During the shortest, coolest days of the year, houseplants grow more slowly. Ideally, you want them to grow ‘hard’, with minimal water and food, so they remain neat, compact and healthy until spring. Even those plants that flower in winter, such as Christmas cacti, paperwhite daffodils and amaryllis, do not need much care other than to remove spent flowers. The biggest health threats are overwatering and dramatic temperature changes. Keep them on the dry side and away from radiators, windows and doors, and you should be able to rest easy.
Here’s my ten-point plan for keeping your plants happy from November until February.
- Reduce watering, only giving plants a drink when the compost surface becomes dry. Use your finger to judge how damp the compost is, or invest in a simple moisture gauge. If in doubt, don't water. You can quickly revive a wilting plant, but you can't unwater a saturated pot.
- Don’t allow plants to stand in saucers of water - pour away any excess immediately.
- Stop feeding until March. If your plants look a little lacklustre, use a gentle houseplant care mist to deter pests and boost their health.
- Keep plants away from cold drafts, open doors and hot radiators - they detest them. Central heating creates dry warmth, which can dehydrate foliage causing it to turn brown at the edges. Misting gently with a spritzer once a day will help boost humidity in the air around the plant.

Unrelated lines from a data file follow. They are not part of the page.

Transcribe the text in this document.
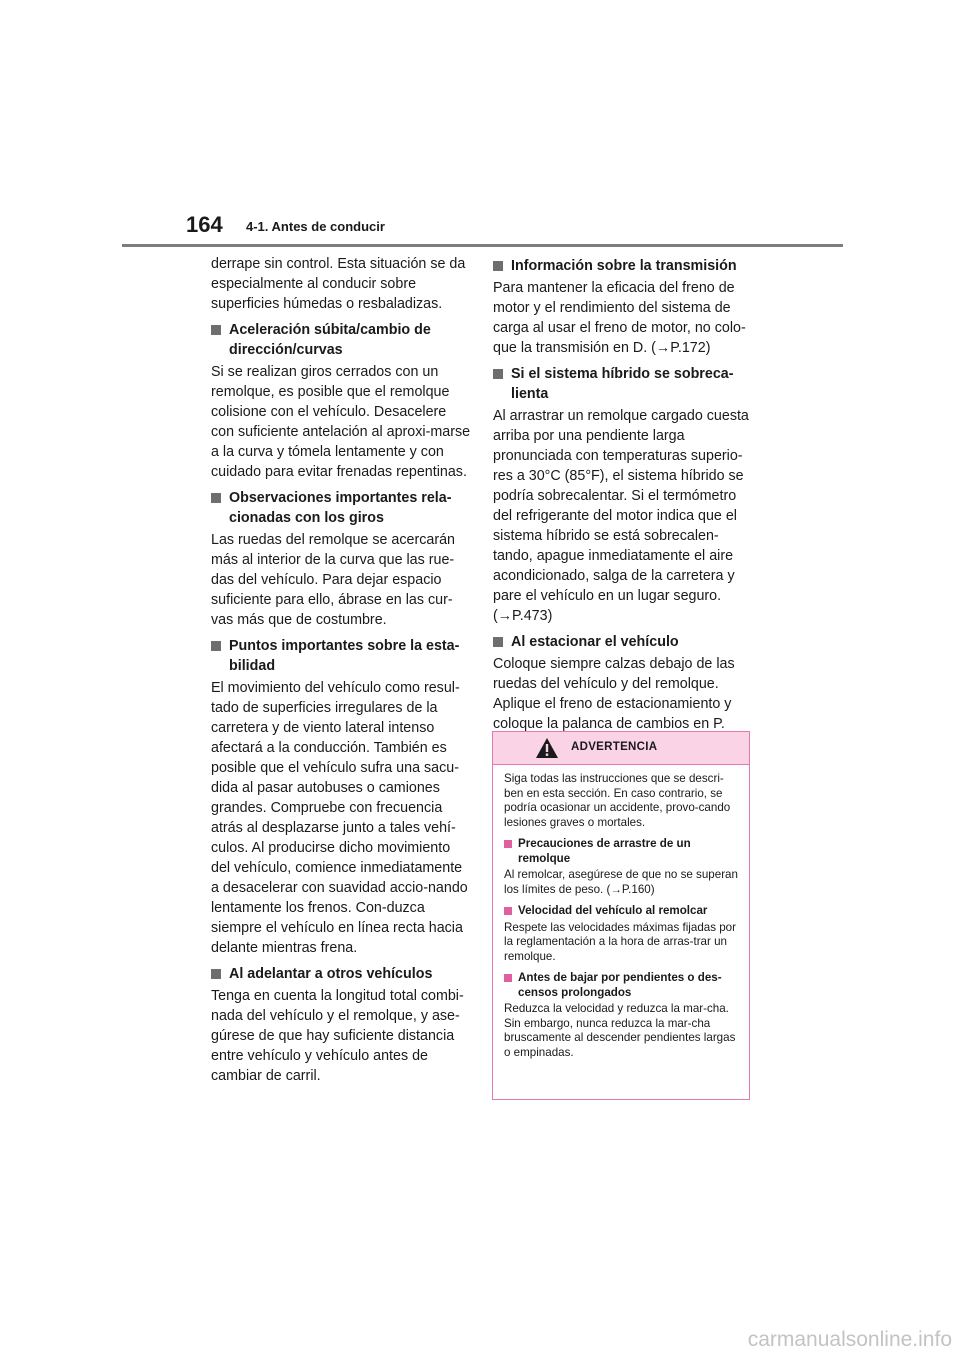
164 4-1. Antes de conducir

derrape sin control. Esta situación se da especialmente al conducir sobre superficies húmedas o resbaladizas.

Aceleración súbita/cambio de dirección/curvas

Si se realizan giros cerrados con un remolque, es posible que el remolque colisione con el vehículo. Desacelere con suficiente antelación al aproxi-marse a la curva y tómela lentamente y con cuidado para evitar frenadas repentinas.

Observaciones importantes rela-cionadas con los giros

Las ruedas del remolque se acercarán más al interior de la curva que las rue-das del vehículo. Para dejar espacio suficiente para ello, ábrase en las cur-vas más que de costumbre.

Puntos importantes sobre la esta-bilidad

El movimiento del vehículo como resul-tado de superficies irregulares de la carretera y de viento lateral intenso afectará a la conducción. También es posible que el vehículo sufra una sacu-dida al pasar autobuses o camiones grandes. Compruebe con frecuencia atrás al desplazarse junto a tales vehí-culos. Al producirse dicho movimiento del vehículo, comience inmediatamente a desacelerar con suavidad accio-nando lentamente los frenos. Con-duzca siempre el vehículo en línea recta hacia delante mientras frena.

Al adelantar a otros vehículos

Tenga en cuenta la longitud total combi-nada del vehículo y el remolque, y ase-gúrese de que hay suficiente distancia entre vehículo y vehículo antes de cambiar de carril.

Información sobre la transmisión

Para mantener la eficacia del freno de motor y el rendimiento del sistema de carga al usar el freno de motor, no colo-que la transmisión en D. (→P.172)

Si el sistema híbrido se sobreca-lienta

Al arrastrar un remolque cargado cuesta arriba por una pendiente larga pronunciada con temperaturas superio-res a 30°C (85°F), el sistema híbrido se podría sobrecalentar. Si el termómetro del refrigerante del motor indica que el sistema híbrido se está sobrecalen-tando, apague inmediatamente el aire acondicionado, salga de la carretera y pare el vehículo en un lugar seguro. (→P.473)

Al estacionar el vehículo

Coloque siempre calzas debajo de las ruedas del vehículo y del remolque. Aplique el freno de estacionamiento y coloque la palanca de cambios en P.

ADVERTENCIA

Siga todas las instrucciones que se descri-ben en esta sección. En caso contrario, se podría ocasionar un accidente, provo-cando lesiones graves o mortales.

Precauciones de arrastre de un remolque

Al remolcar, asegúrese de que no se superan los límites de peso. (→P.160)

Velocidad del vehículo al remolcar

Respete las velocidades máximas fijadas por la reglamentación a la hora de arras-trar un remolque.

Antes de bajar por pendientes o des-censos prolongados

Reduzca la velocidad y reduzca la mar-cha. Sin embargo, nunca reduzca la mar-cha bruscamente al descender pendientes largas o empinadas.

carmanualsonline.info
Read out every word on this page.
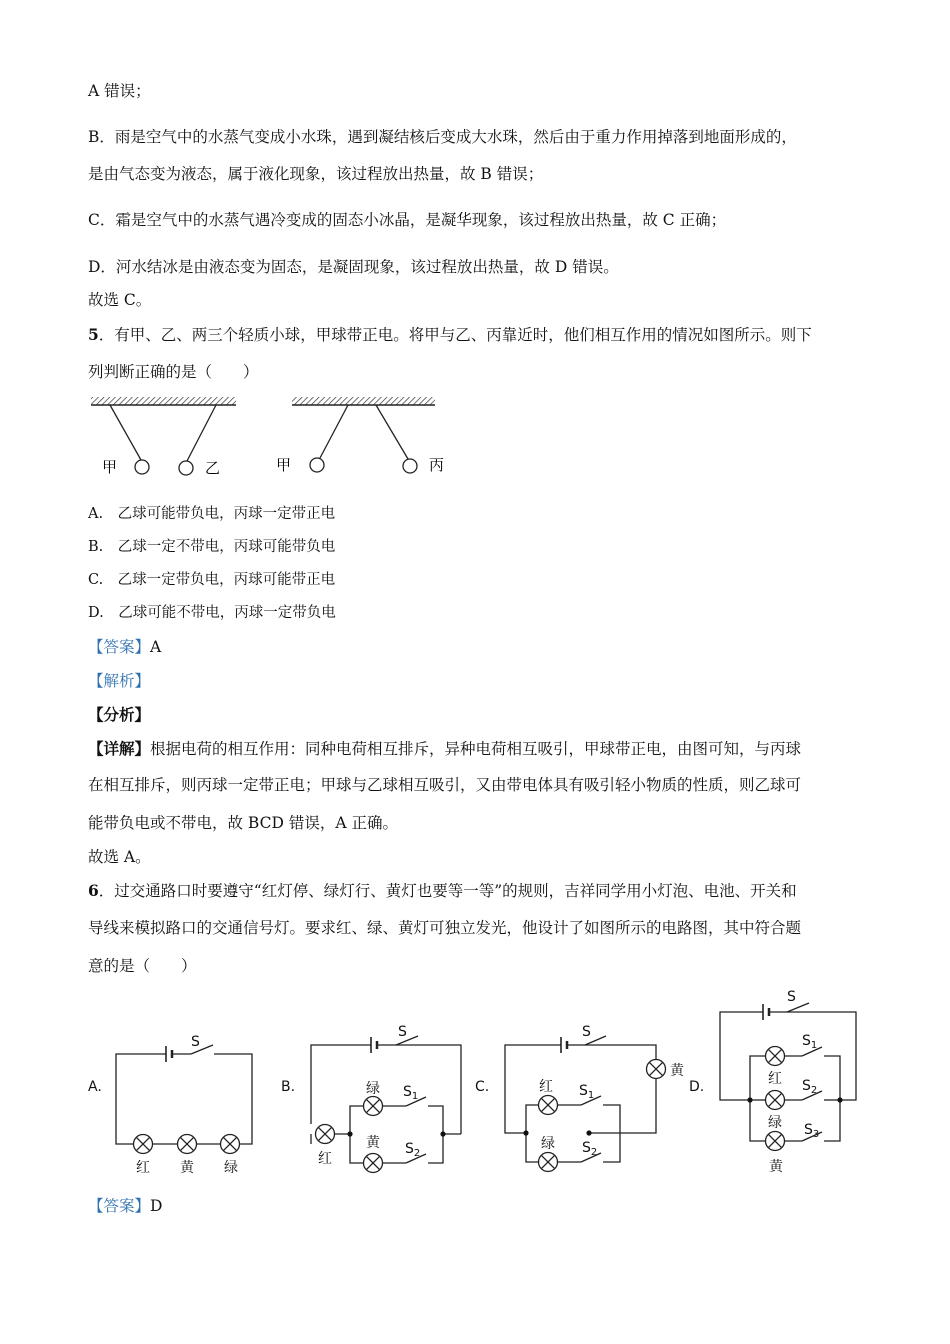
A 错误；
B．雨是空气中的水蒸气变成小水珠，遇到凝结核后变成大水珠，然后由于重力作用掉落到地面形成的，
是由气态变为液态，属于液化现象，该过程放出热量，故 B 错误；
C．霜是空气中的水蒸气遇冷变成的固态小冰晶，是凝华现象，该过程放出热量，故 C 正确；
D．河水结冰是由液态变为固态，是凝固现象，该过程放出热量，故 D 错误。
故选 C。
5．有甲、乙、两三个轻质小球，甲球带正电。将甲与乙、丙靠近时，他们相互作用的情况如图所示。则下
列判断正确的是（　　）
甲	乙	甲	丙
A.　乙球可能带负电，丙球一定带正电
B.　乙球一定不带电，丙球可能带负电
C.　乙球一定带负电，丙球可能带正电
D.　乙球可能不带电，丙球一定带负电
【答案】A
【解析】
【分析】
【详解】根据电荷的相互作用：同种电荷相互排斥，异种电荷相互吸引，甲球带正电，由图可知，与丙球
在相互排斥，则丙球一定带正电；甲球与乙球相互吸引，又由带电体具有吸引轻小物质的性质，则乙球可
能带负电或不带电，故 BCD 错误，A 正确。
故选 A。
6．过交通路口时要遵守“红灯停、绿灯行、黄灯也要等一等”的规则，吉祥同学用小灯泡、电池、开关和
导线来模拟路口的交通信号灯。要求红、绿、黄灯可独立发光，他设计了如图所示的电路图，其中符合题
意的是（　　）
A.
S
红 黄 绿
B.
S
绿 $S_1$
黄 $S_2$
红
C.
S
黄
红 $S_1$
绿 $S_2$
D.
S
$S_1$
红 $S_2$
绿 $S_3$
黄
【答案】D
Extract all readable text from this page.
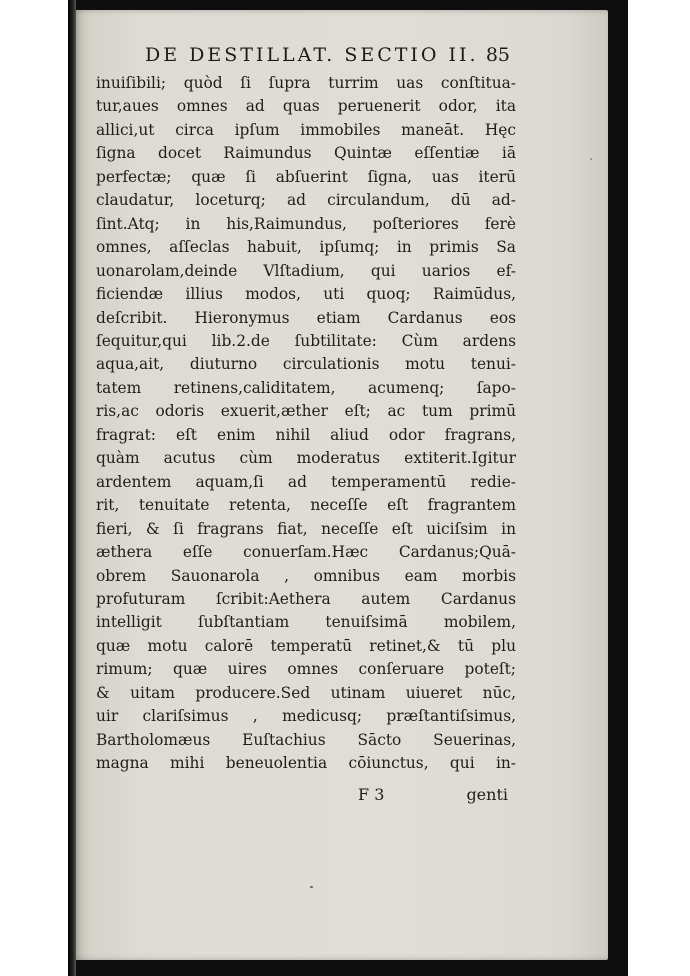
DE DESTILLAT. SECTIO II. 85
inuiſibili; quòd ſi ſupra turrim uas conſtitua-
tur,aues omnes ad quas peruenerit odor, ita
allici,ut circa ipſum immobiles maneāt. Hęc
ſigna docet Raimundus Quintæ eſſentiæ iā
perfectæ; quæ ſi abſuerint ſigna, uas iterū
claudatur, loceturq; ad circulandum, dū ad-
ſint.Atq; in his,Raimundus, poſteriores ferè
omnes, aſſeclas habuit, ipſumq; in primis Sa
uonarolam,deinde Vlſtadium, qui uarios ef-
ficiendæ illius modos, uti quoq; Raimūdus,
deſcribit. Hieronymus etiam Cardanus eos
ſequitur,qui lib.2.de ſubtilitate: Cùm ardens
aqua,ait, diuturno circulationis motu tenui-
tatem retinens,caliditatem, acumenq; ſapo-
ris,ac odoris exuerit,æther eſt; ac tum primū
fragrat: eſt enim nihil aliud odor fragrans,
quàm acutus cùm moderatus extiterit.Igitur
ardentem aquam,ſi ad temperamentū redie-
rit, tenuitate retenta, neceſſe eſt fragrantem
fieri, & ſi fragrans fiat, neceſſe eſt uiciſsim in
æthera eſſe conuerſam.Hæc Cardanus;Quā-
obrem Sauonarola , omnibus eam morbis
profuturam ſcribit:Aethera autem Cardanus
intelligit ſubſtantiam tenuiſsimā mobilem,
quæ motu calorē temperatū retinet,& tū plu
rimum; quæ uires omnes conſeruare poteſt;
& uitam producere.Sed utinam uiueret nūc,
uir clariſsimus , medicusq; præſtantiſsimus,
Bartholomæus Euſtachius Sācto Seuerinas,
magna mihi beneuolentia cōiunctus, qui in-
F 3	genti
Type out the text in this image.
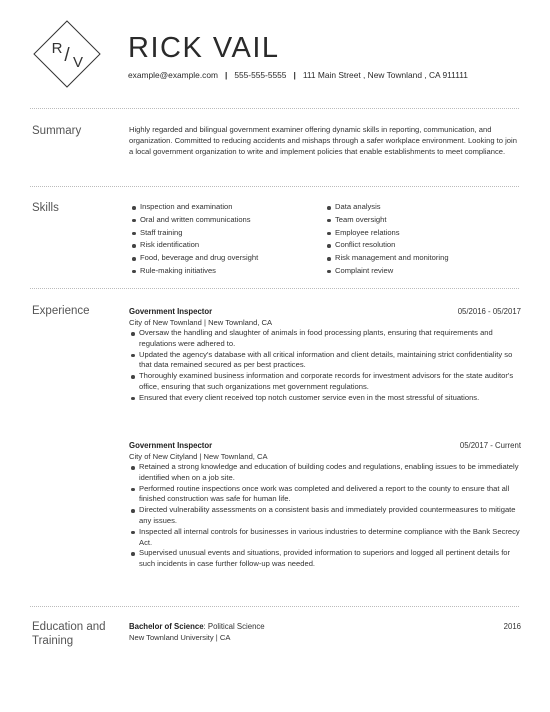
R / V RICK VAIL
example@example.com | 555-555-5555 | 111 Main Street , New Townland , CA 911111
Summary	Highly regarded and bilingual government examiner offering dynamic skills in reporting, communication, and organization. Committed to reducing accidents and mishaps through a safer workplace environment. Looking to join a local government organization to write and implement policies that enable establishments to meet compliance.
Skills	Inspection and examination
Oral and written communications
Staff training
Risk identification
Food, beverage and drug oversight
Rule-making initiatives
Data analysis
Team oversight
Employee relations
Conflict resolution
Risk management and monitoring
Complaint review
Experience	Government Inspector	05/2016 - 05/2017
City of New Townland | New Townland, CA
Oversaw the handling and slaughter of animals in food processing plants, ensuring that requirements and regulations were adhered to.
Updated the agency's database with all critical information and client details, maintaining strict confidentiality so that data remained secured as per best practices.
Thoroughly examined business information and corporate records for investment advisors for the state auditor's office, ensuring that such organizations met government regulations.
Ensured that every client received top notch customer service even in the most stressful of situations.
Government Inspector	05/2017 - Current
City of New Cityland | New Townland, CA
Retained a strong knowledge and education of building codes and regulations, enabling issues to be immediately identified when on a job site.
Performed routine inspections once work was completed and delivered a report to the county to ensure that all finished construction was safe for human life.
Directed vulnerability assessments on a consistent basis and immediately provided countermeasures to mitigate any issues.
Inspected all internal controls for businesses in various industries to determine compliance with the Bank Secrecy Act.
Supervised unusual events and situations, provided information to superiors and logged all pertinent details for such incidents in case further follow-up was needed.
Education and Training
Bachelor of Science: Political Science	2016
New Townland University | CA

- Remove dead leaves and flowers with sharp snips but be reassured that some leaf loss is natural. When plants enter a period of rest or dormancy, they divest themselves of the parts they no longer need in order to survive. It's often the older, lower leaves that fall first. If new leaves start to drop, you may be overwatering, or the plant might have experienced a temperature shock.
- Maximise the amount of light plants receive by moving them closer to windows and roof lights. Every week, or whenever you remember, turn them 90 degrees so they grow evenly and not in one direction.
- Dust leaves often so that they’re able to photosynthesise efficiently. Use a leaf-cleaning brush or the inside of a banana skin to gently wipe the surface, leaving it shiny and ready to catch some rays.
- Our warm homes are a haven for pests when its cold outside. Keep an eye out for pests that multiply quickly, such as aphids and fungus gnats. Take care of ladybirds that are notorious for crowding into window frames for protection. They'll be your friends come spring!
- Avoid buying new plants when it's cold or it's been cold. If you can’t resist, don’t allow them to catch a chill on their way home and ask for them to be fully wrapped or boxed to insulate them. Never buy houseplants that have been displayed outside in the cold; the damage will have been done long before you take them into your care.
- Start cyclamen, amaryllis, hyacinths and daffodils into growth for flowers at Christmas and early in the New Year. Grow them somewhere cool and light to prevent them from getting too tall and falling over.